Wednesday, October 25, 2006

"I'll win the Tour de France before Rudy Giuliani wins the Republican nomination."

So says the slightly portly Charlie Cook, political prognosticator extraordinaire. He also says that John McCain has a 60 to 65% chance of being the Republican nominee in 2008.

I think he's right on both counts.

As to McCain, Republicans tend to operate on more of an "it's their turn" mentality when picking nominees. In 1980, it was Ronald Reagan's turn after he was defeated by Gerald Ford in their 1976 nomination fight. In 1996, Bob Dole was given the nod following his 1988 loss to George H.W. Bush.

In 2008, it's McCain's turn, although there will certainly be other challengers who'll want to have some say about that. But one can only wonder if the nomination that year will prove to be as valuable as it did for Dole in '96?

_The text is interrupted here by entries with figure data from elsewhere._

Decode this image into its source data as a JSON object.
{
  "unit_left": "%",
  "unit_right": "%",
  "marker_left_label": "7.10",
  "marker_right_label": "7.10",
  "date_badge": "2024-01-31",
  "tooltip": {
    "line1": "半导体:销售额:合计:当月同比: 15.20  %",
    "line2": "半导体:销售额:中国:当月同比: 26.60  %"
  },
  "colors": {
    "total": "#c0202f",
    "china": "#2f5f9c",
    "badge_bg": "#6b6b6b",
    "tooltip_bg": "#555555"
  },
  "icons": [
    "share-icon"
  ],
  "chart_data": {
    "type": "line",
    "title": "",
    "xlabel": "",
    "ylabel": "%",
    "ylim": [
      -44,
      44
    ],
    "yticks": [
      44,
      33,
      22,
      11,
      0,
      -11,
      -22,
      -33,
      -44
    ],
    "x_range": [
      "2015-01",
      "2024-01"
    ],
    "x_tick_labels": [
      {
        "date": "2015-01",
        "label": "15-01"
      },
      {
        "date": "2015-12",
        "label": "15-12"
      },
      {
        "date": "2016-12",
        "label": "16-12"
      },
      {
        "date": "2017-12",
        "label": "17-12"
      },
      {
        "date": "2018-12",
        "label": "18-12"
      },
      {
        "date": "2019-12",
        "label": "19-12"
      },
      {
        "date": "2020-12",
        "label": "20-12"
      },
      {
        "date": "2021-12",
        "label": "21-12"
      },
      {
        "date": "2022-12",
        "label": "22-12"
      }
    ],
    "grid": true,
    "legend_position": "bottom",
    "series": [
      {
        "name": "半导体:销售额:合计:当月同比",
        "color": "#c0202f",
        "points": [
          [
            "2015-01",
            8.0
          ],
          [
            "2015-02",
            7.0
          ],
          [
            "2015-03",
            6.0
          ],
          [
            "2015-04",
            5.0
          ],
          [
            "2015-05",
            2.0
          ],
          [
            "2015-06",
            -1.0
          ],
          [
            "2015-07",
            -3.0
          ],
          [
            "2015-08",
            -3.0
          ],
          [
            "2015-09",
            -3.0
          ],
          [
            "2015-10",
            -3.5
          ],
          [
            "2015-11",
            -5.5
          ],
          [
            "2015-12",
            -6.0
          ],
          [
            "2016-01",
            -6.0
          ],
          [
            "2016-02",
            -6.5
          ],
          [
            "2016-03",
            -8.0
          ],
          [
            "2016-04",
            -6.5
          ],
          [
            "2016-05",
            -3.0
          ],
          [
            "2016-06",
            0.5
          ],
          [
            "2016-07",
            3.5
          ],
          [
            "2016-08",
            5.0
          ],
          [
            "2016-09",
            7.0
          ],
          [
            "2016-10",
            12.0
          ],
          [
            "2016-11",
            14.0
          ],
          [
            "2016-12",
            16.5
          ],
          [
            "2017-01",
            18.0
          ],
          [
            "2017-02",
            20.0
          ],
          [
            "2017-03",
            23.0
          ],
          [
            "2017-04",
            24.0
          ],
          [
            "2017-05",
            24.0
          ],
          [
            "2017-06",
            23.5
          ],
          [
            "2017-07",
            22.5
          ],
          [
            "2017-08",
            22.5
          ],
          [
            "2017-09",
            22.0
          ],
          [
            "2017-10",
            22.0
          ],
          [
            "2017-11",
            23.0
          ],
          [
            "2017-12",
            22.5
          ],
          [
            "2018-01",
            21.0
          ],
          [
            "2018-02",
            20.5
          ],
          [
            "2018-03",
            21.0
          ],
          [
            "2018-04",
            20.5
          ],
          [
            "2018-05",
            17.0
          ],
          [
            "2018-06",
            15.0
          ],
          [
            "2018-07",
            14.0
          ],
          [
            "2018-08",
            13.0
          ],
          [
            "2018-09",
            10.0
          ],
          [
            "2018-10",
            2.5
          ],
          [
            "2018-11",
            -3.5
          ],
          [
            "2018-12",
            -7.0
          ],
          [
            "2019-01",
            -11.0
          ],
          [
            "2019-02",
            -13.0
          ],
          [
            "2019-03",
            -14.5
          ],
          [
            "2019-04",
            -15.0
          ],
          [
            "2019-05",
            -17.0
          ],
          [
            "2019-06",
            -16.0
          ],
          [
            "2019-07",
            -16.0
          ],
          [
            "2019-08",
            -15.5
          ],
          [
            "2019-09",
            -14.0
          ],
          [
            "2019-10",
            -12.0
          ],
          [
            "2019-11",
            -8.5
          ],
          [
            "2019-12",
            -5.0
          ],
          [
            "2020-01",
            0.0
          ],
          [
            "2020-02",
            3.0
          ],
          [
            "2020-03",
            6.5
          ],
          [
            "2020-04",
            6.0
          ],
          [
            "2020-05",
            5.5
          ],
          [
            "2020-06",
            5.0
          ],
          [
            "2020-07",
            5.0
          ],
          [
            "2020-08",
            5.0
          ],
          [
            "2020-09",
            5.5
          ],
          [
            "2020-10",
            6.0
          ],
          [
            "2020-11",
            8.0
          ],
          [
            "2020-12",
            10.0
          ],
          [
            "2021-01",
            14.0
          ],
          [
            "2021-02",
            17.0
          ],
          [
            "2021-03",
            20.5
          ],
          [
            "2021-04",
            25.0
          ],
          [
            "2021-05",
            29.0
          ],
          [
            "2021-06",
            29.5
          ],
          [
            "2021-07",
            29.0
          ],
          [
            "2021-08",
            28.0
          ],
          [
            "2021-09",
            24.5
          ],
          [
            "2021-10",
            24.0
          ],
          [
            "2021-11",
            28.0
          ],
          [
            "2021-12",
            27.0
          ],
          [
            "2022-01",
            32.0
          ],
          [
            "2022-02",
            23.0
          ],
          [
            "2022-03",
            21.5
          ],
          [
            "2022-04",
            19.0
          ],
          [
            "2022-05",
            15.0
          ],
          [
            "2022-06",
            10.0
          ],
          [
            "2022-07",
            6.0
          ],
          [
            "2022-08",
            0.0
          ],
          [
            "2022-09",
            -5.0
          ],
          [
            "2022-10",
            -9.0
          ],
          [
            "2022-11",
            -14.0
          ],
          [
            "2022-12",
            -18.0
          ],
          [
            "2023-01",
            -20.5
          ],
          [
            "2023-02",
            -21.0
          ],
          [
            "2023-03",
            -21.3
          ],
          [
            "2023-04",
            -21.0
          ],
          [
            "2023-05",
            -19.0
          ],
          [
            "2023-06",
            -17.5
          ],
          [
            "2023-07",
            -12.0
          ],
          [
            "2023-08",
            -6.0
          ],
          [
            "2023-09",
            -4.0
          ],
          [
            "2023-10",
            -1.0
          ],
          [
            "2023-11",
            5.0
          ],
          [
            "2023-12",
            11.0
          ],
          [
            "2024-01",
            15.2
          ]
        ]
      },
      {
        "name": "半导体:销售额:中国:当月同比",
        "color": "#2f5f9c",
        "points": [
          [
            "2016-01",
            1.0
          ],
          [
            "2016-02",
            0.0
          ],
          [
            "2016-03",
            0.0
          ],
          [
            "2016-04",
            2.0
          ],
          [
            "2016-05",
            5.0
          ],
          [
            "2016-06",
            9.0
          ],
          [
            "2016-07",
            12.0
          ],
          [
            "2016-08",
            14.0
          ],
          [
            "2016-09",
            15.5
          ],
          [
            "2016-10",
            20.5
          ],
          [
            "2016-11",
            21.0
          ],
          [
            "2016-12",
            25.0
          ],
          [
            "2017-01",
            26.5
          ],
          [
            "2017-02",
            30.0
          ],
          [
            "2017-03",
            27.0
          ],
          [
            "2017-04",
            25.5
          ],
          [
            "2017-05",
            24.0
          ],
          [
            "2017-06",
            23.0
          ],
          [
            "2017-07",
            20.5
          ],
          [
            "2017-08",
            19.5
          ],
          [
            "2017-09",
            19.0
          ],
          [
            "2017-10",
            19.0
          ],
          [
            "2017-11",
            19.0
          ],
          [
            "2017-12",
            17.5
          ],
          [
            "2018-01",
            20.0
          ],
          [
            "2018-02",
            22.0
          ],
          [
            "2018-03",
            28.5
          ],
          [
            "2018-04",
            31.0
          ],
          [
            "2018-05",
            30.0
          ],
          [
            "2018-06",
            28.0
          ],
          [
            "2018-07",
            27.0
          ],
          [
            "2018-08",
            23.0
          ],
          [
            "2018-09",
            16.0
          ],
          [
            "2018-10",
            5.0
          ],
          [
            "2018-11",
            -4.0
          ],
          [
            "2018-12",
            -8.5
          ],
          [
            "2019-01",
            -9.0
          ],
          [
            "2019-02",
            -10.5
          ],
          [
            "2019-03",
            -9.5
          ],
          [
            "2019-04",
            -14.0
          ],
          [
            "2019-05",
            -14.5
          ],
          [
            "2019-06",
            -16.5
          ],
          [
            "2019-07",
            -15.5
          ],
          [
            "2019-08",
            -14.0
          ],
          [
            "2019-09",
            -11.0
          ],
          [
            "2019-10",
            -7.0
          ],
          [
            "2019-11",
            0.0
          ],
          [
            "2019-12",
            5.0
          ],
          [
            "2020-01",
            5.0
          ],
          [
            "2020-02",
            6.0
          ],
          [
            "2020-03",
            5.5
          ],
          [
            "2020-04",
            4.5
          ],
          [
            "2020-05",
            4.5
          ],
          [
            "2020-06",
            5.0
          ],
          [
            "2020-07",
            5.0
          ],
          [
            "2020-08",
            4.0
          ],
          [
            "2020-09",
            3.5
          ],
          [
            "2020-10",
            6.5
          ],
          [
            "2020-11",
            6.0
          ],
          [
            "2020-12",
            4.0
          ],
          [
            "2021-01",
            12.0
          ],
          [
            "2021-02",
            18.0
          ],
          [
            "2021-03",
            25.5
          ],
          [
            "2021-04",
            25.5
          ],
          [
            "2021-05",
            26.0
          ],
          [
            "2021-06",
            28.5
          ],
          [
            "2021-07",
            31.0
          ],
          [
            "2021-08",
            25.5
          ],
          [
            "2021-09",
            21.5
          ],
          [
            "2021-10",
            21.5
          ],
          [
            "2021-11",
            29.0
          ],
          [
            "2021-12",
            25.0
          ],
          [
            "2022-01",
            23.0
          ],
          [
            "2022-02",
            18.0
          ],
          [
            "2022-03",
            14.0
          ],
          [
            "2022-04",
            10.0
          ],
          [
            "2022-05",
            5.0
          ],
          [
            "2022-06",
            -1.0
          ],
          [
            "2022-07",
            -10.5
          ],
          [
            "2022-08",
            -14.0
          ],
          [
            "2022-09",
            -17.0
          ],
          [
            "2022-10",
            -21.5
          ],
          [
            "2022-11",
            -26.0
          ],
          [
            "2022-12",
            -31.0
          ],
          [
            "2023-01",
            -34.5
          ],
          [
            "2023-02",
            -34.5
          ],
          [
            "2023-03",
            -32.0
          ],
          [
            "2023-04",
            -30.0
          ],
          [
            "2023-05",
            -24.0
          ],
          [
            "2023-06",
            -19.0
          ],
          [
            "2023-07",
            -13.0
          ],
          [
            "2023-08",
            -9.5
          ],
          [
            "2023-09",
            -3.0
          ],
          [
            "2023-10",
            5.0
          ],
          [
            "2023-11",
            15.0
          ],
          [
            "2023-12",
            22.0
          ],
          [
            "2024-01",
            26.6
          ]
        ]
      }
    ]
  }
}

As to Giuliani, he is far too liberal to pass muster with a plurality of GOP primary voters, no matter how many candidates are in the field diluting the conservatives' numbers when things start in Iowa.

2 comments:

Deborah said...

What about conservative Mitt Romney, who earlier this year creatively pioneered a bipartisan, market-based solution for health insurance coverage for all of his state's residents?

Mark Daniels said...

Romney's candidacy seems to be gaining traction, as evidenced by the non-endorsement endorsement he recently received from Jeb Bush.

But so far, I've found it difficult to take his run very seriously. Although he appears to have been an interesting governor, his woodenness on the stump is off-putting. He appears to constantly be playing it safe. I'm sure part of that is paranoia about "blowing up" as his father did prior to the 1968 New Hampshire primary. Then, George Romney's campaign for president crashed as the result of his "brainwashed" statement about meetings he had with Pentagon officials on the Vietnam War.

Romney's lackluster personal presence makes it difficult for me to see how he's going to connect with people.

Mind you, this isn't a policy judgment...just a political one. (To reiterate: I don't do endorsements around here.)